Ethisphere Institute
- Company type: Private (for-profit)
- Founded: 2007
- Founder: Alex Brigham
- Headquarters: Scottsdale, Arizona
- Website: ethisphere.com

= Ethisphere =

Business ethics organization

Ethisphere, formerly the Ethisphere Institute is a for-profit company that, for a fee, gives awards to companies for corporate ethics. The company has been criticized for its business model and the possible conflict of interest created when other companies pay for an assessment. Ethisphere assesses companies based on self-reported data and a survey. Companies dubbed "most ethical" by Ethisphere have included companies involved in major public scandals at the time.

==Operations==
The Executive Chairman of Ethisphere, Alex Brigham, created the institute in 2007, as part of Corpedia, a compliance training company. The company is located in Scottsdale, Arizona. In 2010, Corpedia was sold but Ethisphere's ownership was retained by Brigham.

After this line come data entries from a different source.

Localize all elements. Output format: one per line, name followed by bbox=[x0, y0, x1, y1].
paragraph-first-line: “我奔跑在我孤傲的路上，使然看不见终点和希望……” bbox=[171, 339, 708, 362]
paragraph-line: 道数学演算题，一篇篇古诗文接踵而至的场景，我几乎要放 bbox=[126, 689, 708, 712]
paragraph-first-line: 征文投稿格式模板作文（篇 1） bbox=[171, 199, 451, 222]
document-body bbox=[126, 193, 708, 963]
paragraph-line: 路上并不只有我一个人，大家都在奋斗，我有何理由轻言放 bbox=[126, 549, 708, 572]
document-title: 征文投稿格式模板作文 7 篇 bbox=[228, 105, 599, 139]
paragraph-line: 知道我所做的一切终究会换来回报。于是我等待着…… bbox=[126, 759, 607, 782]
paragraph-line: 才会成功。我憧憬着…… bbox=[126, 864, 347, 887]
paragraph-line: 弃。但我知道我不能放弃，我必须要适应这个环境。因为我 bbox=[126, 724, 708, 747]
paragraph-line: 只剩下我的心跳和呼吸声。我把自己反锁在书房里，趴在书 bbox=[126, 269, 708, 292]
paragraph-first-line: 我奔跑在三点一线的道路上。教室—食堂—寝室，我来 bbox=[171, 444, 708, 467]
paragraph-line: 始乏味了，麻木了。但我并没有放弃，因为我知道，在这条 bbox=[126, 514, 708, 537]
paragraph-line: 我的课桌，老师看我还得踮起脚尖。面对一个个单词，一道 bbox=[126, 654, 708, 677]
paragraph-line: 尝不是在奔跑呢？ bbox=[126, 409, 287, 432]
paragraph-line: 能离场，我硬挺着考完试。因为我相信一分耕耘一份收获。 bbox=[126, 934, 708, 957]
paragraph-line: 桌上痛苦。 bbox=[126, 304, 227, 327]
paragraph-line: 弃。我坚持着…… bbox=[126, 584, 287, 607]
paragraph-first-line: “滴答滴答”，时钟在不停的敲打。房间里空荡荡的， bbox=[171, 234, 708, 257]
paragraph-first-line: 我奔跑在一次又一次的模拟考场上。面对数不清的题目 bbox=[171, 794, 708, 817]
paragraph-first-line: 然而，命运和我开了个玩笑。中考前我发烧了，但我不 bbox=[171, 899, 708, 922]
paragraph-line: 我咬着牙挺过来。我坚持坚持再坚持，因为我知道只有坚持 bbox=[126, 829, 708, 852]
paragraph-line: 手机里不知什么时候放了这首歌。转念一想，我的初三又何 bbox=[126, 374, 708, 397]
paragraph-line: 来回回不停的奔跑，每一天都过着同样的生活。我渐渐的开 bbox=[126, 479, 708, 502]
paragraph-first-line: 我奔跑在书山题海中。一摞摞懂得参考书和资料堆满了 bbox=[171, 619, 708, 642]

The company publishes Ethisphere Magazine and announces its World's Most Ethical Companies award once a year. The company also offers verification services for corporate ethics under such names as "Ethics Inside Certification" and "Compliance Leader Verification". It hosts the Global Ethics Summit every March in New York City and manages a community of compliance, ethics and legal professionals known as BELA, the Business Ethics Leadership Alliance.

==Criticism==

Ethisphere has been criticized for its business model and the possible conflict of interest created when other companies pay for an assessment. Ethisphere assesses companies based on self-reported data and a survey. Companies dubbed "most ethical" by Ethisphere include Eastman Chemical and Blue Shield of California, despite the involvement of both in major public scandals at the time. Ethisphere also awarded Elbit Systems of America, a branch of a large Israeli weapons manufacturer that has been widely protested for its role in the Gaza war, with the title of "one of the World's Most Ethical Companies". Some companies that are recognized often advertise for Ethisphere and pay additional licensing fees for the right to use the year-specific World’s Most Ethical Companies logo.